Mutating the incoming message record dictionary In-place modifications to the record dict corrupt downstream sinks sharing the same reference. Remediation: Always copy or reconstruct the payload. Use record.copy() or dictionary unpacking before transformation.

Uncaught exceptions propagating out of the sink callable Loguru catches sink exceptions internally but logs them to stderr. Failures become silent drops. Remediation: Wrap the entire sink body in try/except Exception. Log to a secondary fallback sink and implement circuit breakers for external endpoints.

FAQ

How do I handle sink failures without crashing the application? Wrap all I/O operations in the sink callable with explicit try/except blocks. Log failures to a secondary fallback sink and implement retry logic with circuit breakers for external endpoints. Never allow exceptions to bubble past the sink boundary.

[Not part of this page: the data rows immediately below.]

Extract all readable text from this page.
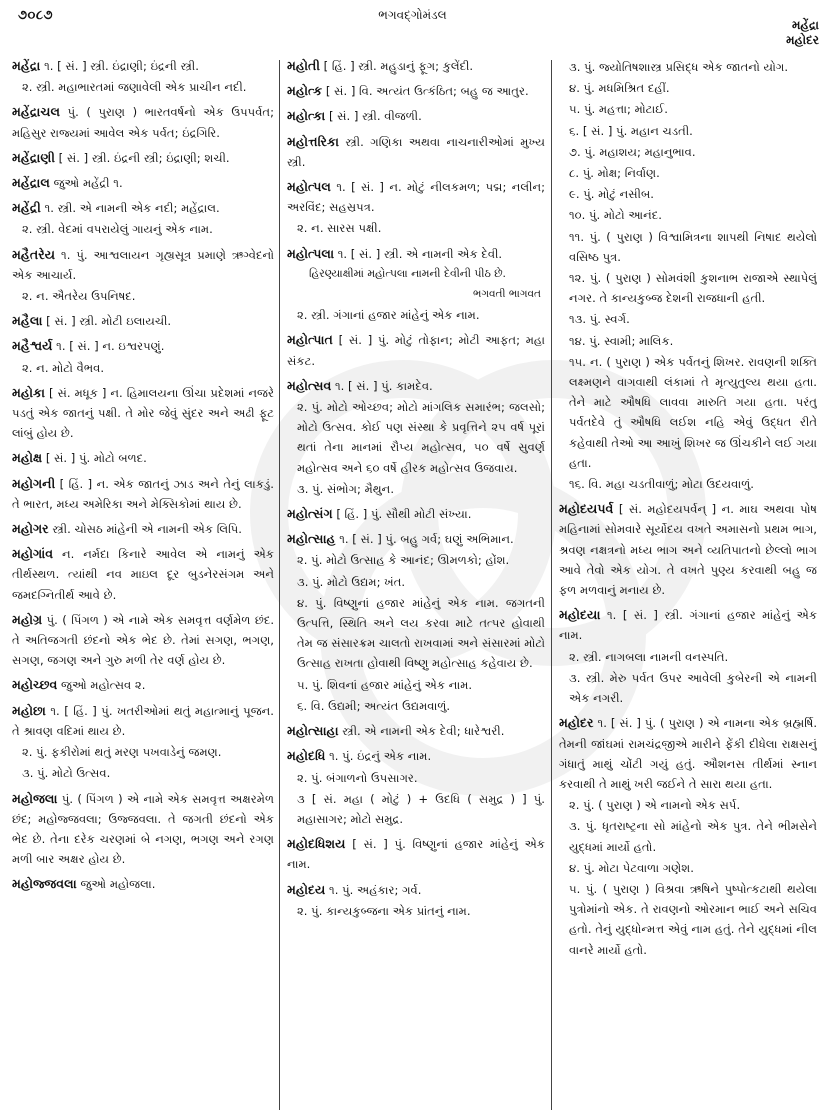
૭૦૮૭	ભગવદ્ગોમંડલ
મહેંદ્રા
મહોદર
મહેંદ્રા ૧. [ સં. ] સ્ત્રી. ઇંદ્રાણી; ઇંદ્રની સ્ત્રી.
૨. સ્ત્રી. મહાભારતમાં જણાવેલી એક પ્રાચીન નદી.
મહેંદ્રાચલ પું. ( પુરાણ ) ભારતવર્ષનો એક ઉપપર્વત; મહિસુર રાજ્યમાં આવેલ એક પર્વત; ઇંદ્રગિરિ.
મહેંદ્રાણી [ સં. ] સ્ત્રી. ઇંદ્રની સ્ત્રી; ઇંદ્રાણી; શચી.
મહેંદ્રાલ જુઓ મહેંદ્રી ૧.
મહેંદ્રી ૧. સ્ત્રી. એ નામની એક નદી; મહેંદ્રાલ.
૨. સ્ત્રી. વેદમાં વપરાયેલું ગાયનું એક નામ.
મહૈતરેય ૧. પું. આશ્વલાયન ગૃહ્યસૂત્ર પ્રમાણે ઋગ્વેદનો એક આચાર્ય.
૨. ન. ઐતરેય ઉપનિષદ.
મહૈલા [ સં. ] સ્ત્રી. મોટી ઇલાયચી.
મહૈશ્વર્ય ૧. [ સં. ] ન. ઇશ્વરપણું.
૨. ન. મોટો વૈભવ.
મહોકા [ સં. મધૂક ] ન. હિમાલયના ઊંચા પ્રદેશમાં નજરે પડતું એક જાતનું પક્ષી. તે મોર જેવું સુંદર અને અઢી ફૂટ લાંબું હોય છે.
મહોક્ષ [ સં. ] પું. મોટો બળદ.
મહોગની [ હિં. ] ન. એક જાતનું ઝાડ અને તેનું લાકડું. તે ભારત, મધ્ય અમેરિકા અને મેક્સિકોમાં થાય છે.
મહોગર સ્ત્રી. ચોસઠ માંહેની એ નામની એક લિપિ.
મહોગાંવ ન. નર્મદા કિનારે આવેલ એ નામનું એક તીર્થસ્થળ. ત્યાંથી નવ માઇલ દૂર બુડનેરસંગમ અને જમદગ્નિતીર્થ આવે છે.
મહોગ્ર પું. ( પિંગળ ) એ નામે એક સમવૃત્ત વર્ણમેળ છંદ. તે અતિજગતી છંદનો એક ભેદ છે. તેમાં સગણ, ભગણ, સગણ, જગણ અને ગુરુ મળી તેર વર્ણ હોય છે.
મહોચ્છવ જુઓ મહોત્સવ ૨.
મહોછા ૧. [ હિં. ] પું. ખતરીઓમાં થતું મહાત્માનું પૂજન. તે શ્રાવણ વદિમાં થાય છે.
૨. પું. ફકીરોમાં થતું મરણ પખવાડેનું જમણ.
૩. પું. મોટો ઉત્સવ.
મહોજલા પું. ( પિંગળ ) એ નામે એક સમવૃત્ત અક્ષરમેળ છંદ; મહોજ્જવલા; ઉજ્જવલા. તે જગતી છંદનો એક ભેદ છે. તેના દરેક ચરણમાં બે નગણ, ભગણ અને રગણ મળી બાર અક્ષર હોય છે.
મહોજ્જવલા જુઓ મહોજલા.
મહોતી [ હિં. ] સ્ત્રી. મહુડાનું ફૂગ; કુલેંદી.
મહોત્ક [ સં. ] વિ. અત્યંત ઉત્કંઠિત; બહુ જ આતુર.
મહોત્કા [ સં. ] સ્ત્રી. વીજળી.
મહોત્તરિકા સ્ત્રી. ગણિકા અથવા નાચનારીઓમાં મુખ્ય સ્ત્રી.
મહોત્પલ ૧. [ સં. ] ન. મોટું નીલકમળ; પદ્મ; નલીન; અરવિંદ; સહસ્રપત્ર.
૨. ન. સારસ પક્ષી.
મહોત્પલા ૧. [ સં. ] સ્ત્રી. એ નામની એક દેવી.
હિરણ્યાક્ષીમાં મહોત્પલા નામની દેવીની પીઠ છે.
ભગવતી ભાગવત
૨. સ્ત્રી. ગંગાનાં હજાર માંહેનું એક નામ.
મહોત્પાત [ સં. ] પું. મોટું તોફાન; મોટી આફત; મહા સંકટ.
મહોત્સવ ૧. [ સં. ] પું. કામદેવ.
૨. પું. મોટો ઓચ્છવ; મોટો માંગલિક સમારંભ; જલસો; મોટો ઉત્સવ. કોઈ પણ સંસ્થા કે પ્રવૃત્તિને ૨૫ વર્ષ પૂરાં થતાં તેના માનમાં રૌપ્ય મહોત્સવ, ૫૦ વર્ષે સુવર્ણ મહોત્સવ અને ૬૦ વર્ષે હીરક મહોત્સવ ઉજવાય.
૩. પું. સંભોગ; મૈથુન.
મહોત્સંગ [ હિં. ] પું. સૌથી મોટી સંખ્યા.
મહોત્સાહ ૧. [ સં. ] પું. બહુ ગર્વ; ઘણું અભિમાન.
૨. પું. મોટો ઉત્સાહ કે આનંદ; ઊમળકો; હોંશ.
૩. પું. મોટો ઉદ્યમ; ખંત.
૪. પું. વિષ્ણુનાં હજાર માંહેનું એક નામ. જગતની ઉત્પત્તિ, સ્થિતિ અને લય કરવા માટે તત્પર હોવાથી તેમ જ સંસારક્રમ ચાલતો રાખવામાં અને સંસારમાં મોટો ઉત્સાહ રાખતા હોવાથી વિષ્ણુ મહોત્સાહ કહેવાય છે.
૫. પું. શિવનાં હજાર માંહેનું એક નામ.
૬. વિ. ઉદ્યમી; અત્યંત ઉદ્યમવાળું.
મહોત્સાહા સ્ત્રી. એ નામની એક દેવી; ધારેશ્વરી.
મહોદધિ ૧. પું. ઇંદ્રનું એક નામ.
૨. પું. બંગાળનો ઉપસાગર.
૩ [ સં. મહા ( મોટું ) + ઉદધિ ( સમુદ્ર ) ] પું. મહાસાગર; મોટો સમુદ્ર.
મહોદધિશય [ સં. ] પું. વિષ્ણુનાં હજાર માંહેનું એક નામ.
મહોદય ૧. પું. અહંકાર; ગર્વ.
૨. પું. કાન્યકુબ્જના એક પ્રાંતનું નામ.
૩. પું. જ્યોતિષશાસ્ત્ર પ્રસિદ્ધ એક જાતનો યોગ.
૪. પું. મધમિશ્રિત દહીં.
૫. પું. મહત્તા; મોટાઈ.
૬. [ સં. ] પું. મહાન ચડતી.
૭. પું. મહાશય; મહાનુભાવ.
૮. પું. મોક્ષ; નિર્વાણ.
૯. પું. મોટું નસીબ.
૧૦. પું. મોટો આનંદ.
૧૧. પું. ( પુરાણ ) વિશ્વામિત્રના શાપથી નિષાદ થયેલો વસિષ્ઠ પુત્ર.
૧૨. પું. ( પુરાણ ) સોમવંશી કુશનાભ રાજાએ સ્થાપેલું નગર. તે કાન્યકુબ્જ દેશની રાજધાની હતી.
૧૩. પું. સ્વર્ગ.
૧૪. પું. સ્વામી; માલિક.
૧૫. ન. ( પુરાણ ) એક પર્વતનું શિખર. રાવણની શક્તિ લક્ષ્મણને વાગવાથી લંકામાં તે મૃત્યુતુલ્ય થયા હતા. તેને માટે ઔષધિ લાવવા મારુતિ ગયા હતા. પરંતુ પર્વતદેવે તું ઔષધિ લઈશ નહિ એવું ઉદ્ધત રીતે કહેવાથી તેઓ આ આખું શિખર જ ઊંચકીને લઈ ગયા હતા.
૧૬. વિ. મહા ચડતીવાળું; મોટા ઉદયવાળું.
મહોદયપર્વ [ સં. મહોદયપર્વન્ ] ન. માઘ અથવા પોષ મહિનામાં સોમવારે સૂર્યોદય વખતે અમાસનો પ્રથમ ભાગ, શ્રવણ નક્ષત્રનો મધ્ય ભાગ અને વ્યતિપાતનો છેલ્લો ભાગ આવે તેવો એક યોગ. તે વખતે પુણ્ય કરવાથી બહુ જ ફળ મળવાનું મનાય છે.
મહોદયા ૧. [ સં. ] સ્ત્રી. ગંગાનાં હજાર માંહેનું એક નામ.
૨. સ્ત્રી. નાગબલા નામની વનસ્પતિ.
૩. સ્ત્રી. મેરુ પર્વત ઉપર આવેલી કુબેરની એ નામની એક નગરી.
મહોદર ૧. [ સં. ] પું. ( પુરાણ ) એ નામના એક બ્રહ્મર્ષિ. તેમની જાંઘમાં રામચંદ્રજીએ મારીને ફેંકી દીધેલા રાક્ષસનું ગંધાતું માથું ચોંટી ગયું હતું. ઔશનસ તીર્થમાં સ્નાન કરવાથી તે માથું ખરી જઈને તે સારા થયા હતા.
૨. પું. ( પુરાણ ) એ નામનો એક સર્પ.
૩. પું. ધૃતરાષ્ટ્રના સો માંહેનો એક પુત્ર. તેને ભીમસેને યુદ્ધમાં માર્યો હતો.
૪. પું. મોટા પેટવાળા ગણેશ.
૫. પું. ( પુરાણ ) વિશ્રવા ઋષિને પુષ્પોત્કટાથી થયેલા પુત્રોમાંનો એક. તે રાવણનો ઓરમાન ભાઈ અને સચિવ હતો. તેનું યુદ્ધોન્મત્ત એવું નામ હતું. તેને યુદ્ધમાં નીલ વાનરે માર્યો હતો.
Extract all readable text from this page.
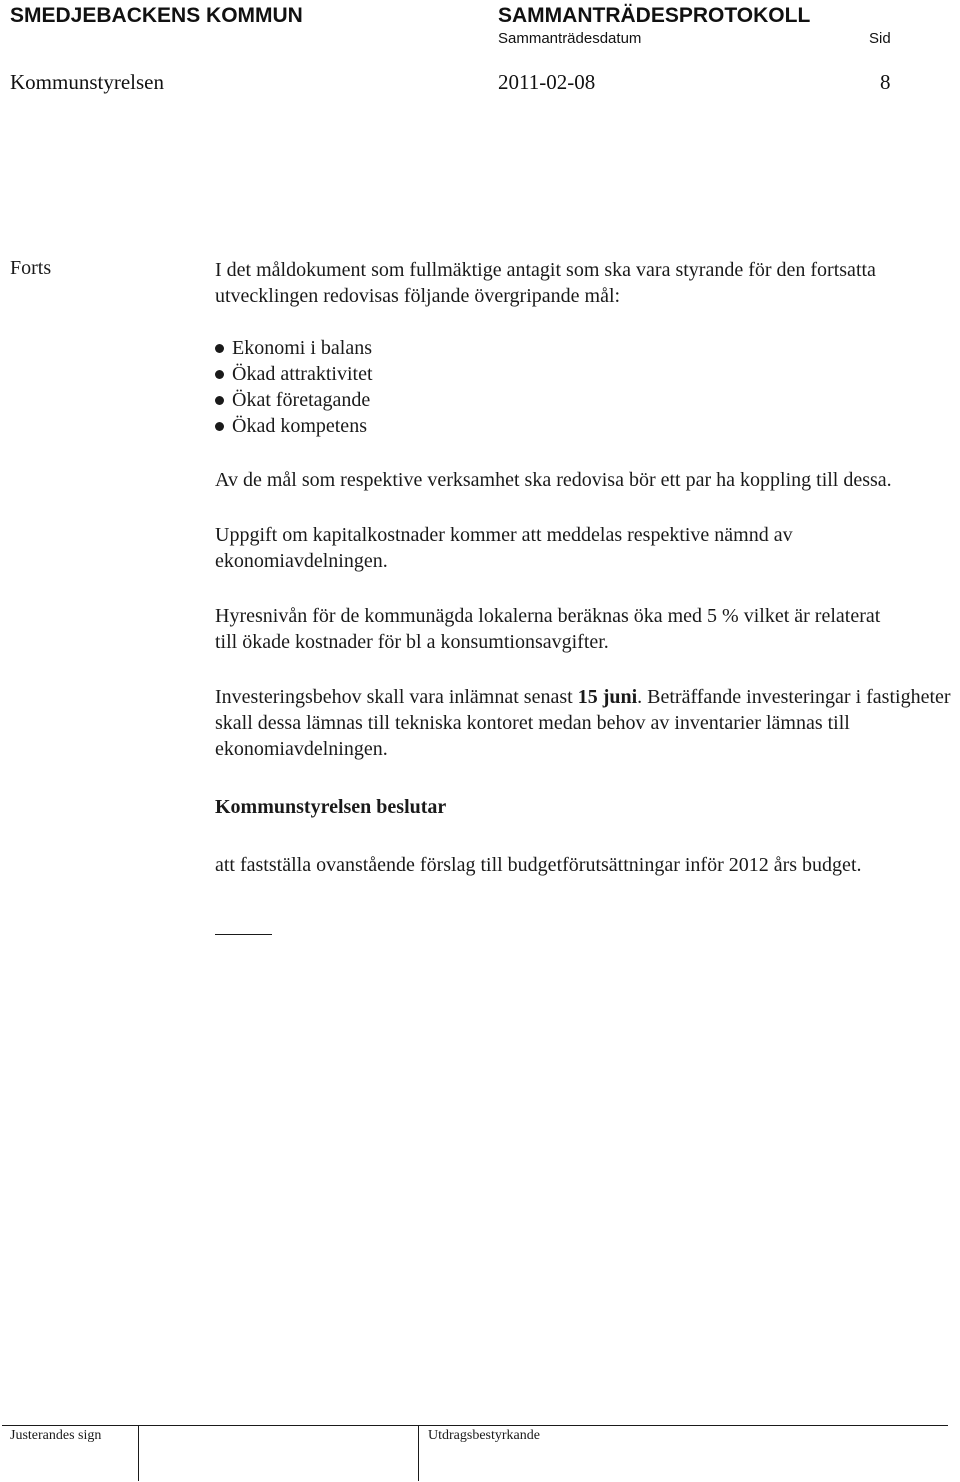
SMEDJEBACKENS KOMMUN	SAMMANTRÄDESPROTOKOLL
Sammanträdesdatum	Sid
Kommunstyrelsen	2011-02-08	8
Forts	I det måldokument som fullmäktige antagit som ska vara styrande för den fortsatta utvecklingen redovisas följande övergripande mål:

Ekonomi i balans
Ökad attraktivitet
Ökat företagande
Ökad kompetens

Av de mål som respektive verksamhet ska redovisa bör ett par ha koppling till dessa.

Uppgift om kapitalkostnader kommer att meddelas respektive nämnd av ekonomiavdelningen.

Hyresnivån för de kommunägda lokalerna beräknas öka med 5 % vilket är relaterat till ökade kostnader för bl a konsumtionsavgifter.

Investeringsbehov skall vara inlämnat senast 15 juni. Beträffande investeringar i fastigheter skall dessa lämnas till tekniska kontoret medan behov av inventarier lämnas till ekonomiavdelningen.

Kommunstyrelsen beslutar

att fastställa ovanstående förslag till budgetförutsättningar inför 2012 års budget.

Justerandes sign	Utdragsbestyrkande
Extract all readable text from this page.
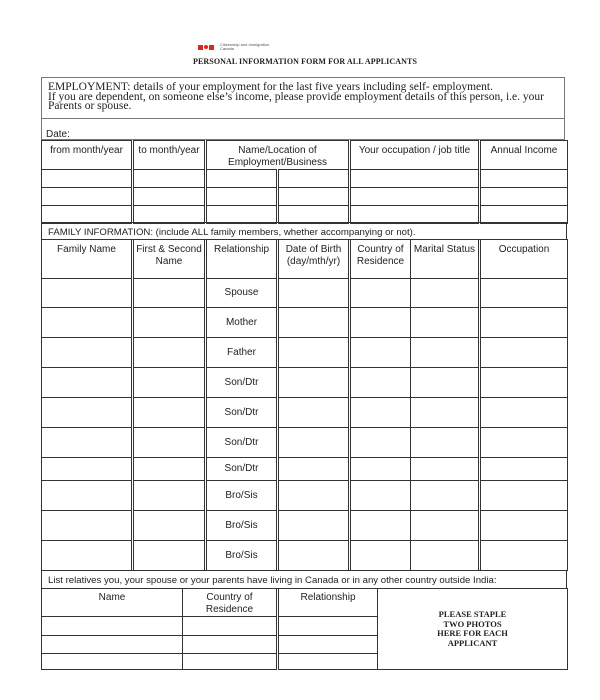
Citizenship and Immigration Canada
PERSONAL INFORMATION FORM FOR ALL APPLICANTS
EMPLOYMENT: details of your employment for the last five years including self- employment.
If you are dependent, on someone else’s income, please provide employment details of this person, i.e. your Parents or spouse.
Date:
from month/year	to month/year	Name/Location of Employment/Business		Your occupation / job title	Annual Income

FAMILY INFORMATION: (include ALL family members, whether accompanying or not).
Family Name	First & Second Name	Relationship	Date of Birth (day/mth/yr)	Country of Residence	Marital Status	Occupation
		Spouse				
		Mother				
		Father				
		Son/Dtr				
		Son/Dtr				
		Son/Dtr				
		Son/Dtr				
		Bro/Sis				
		Bro/Sis				
		Bro/Sis				
List relatives you, your spouse or your parents have living in Canada or in any other country outside India:
Name	Country of Residence	Relationship	PLEASE STAPLE
TWO PHOTOS
HERE FOR EACH
APPLICANT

Can I route logs to multiple custom sinks simultaneously? Yes. Call logger.add() multiple times with different sink callables. Apply level-specific filters (e.g., logger.add(sink_a, level="DEBUG"), logger.add(sink_b, level="ERROR")). Each sink operates independently in its own execution context.

What is the performance impact of custom sinks versus built-in ones? Custom sinks introduce minimal overhead if I/O is decoupled via queues or thread pools. Synchronous sinks scale linearly with I/O latency. Async dispatch maintains baseline application throughput by offloading serialization and network calls to background workers.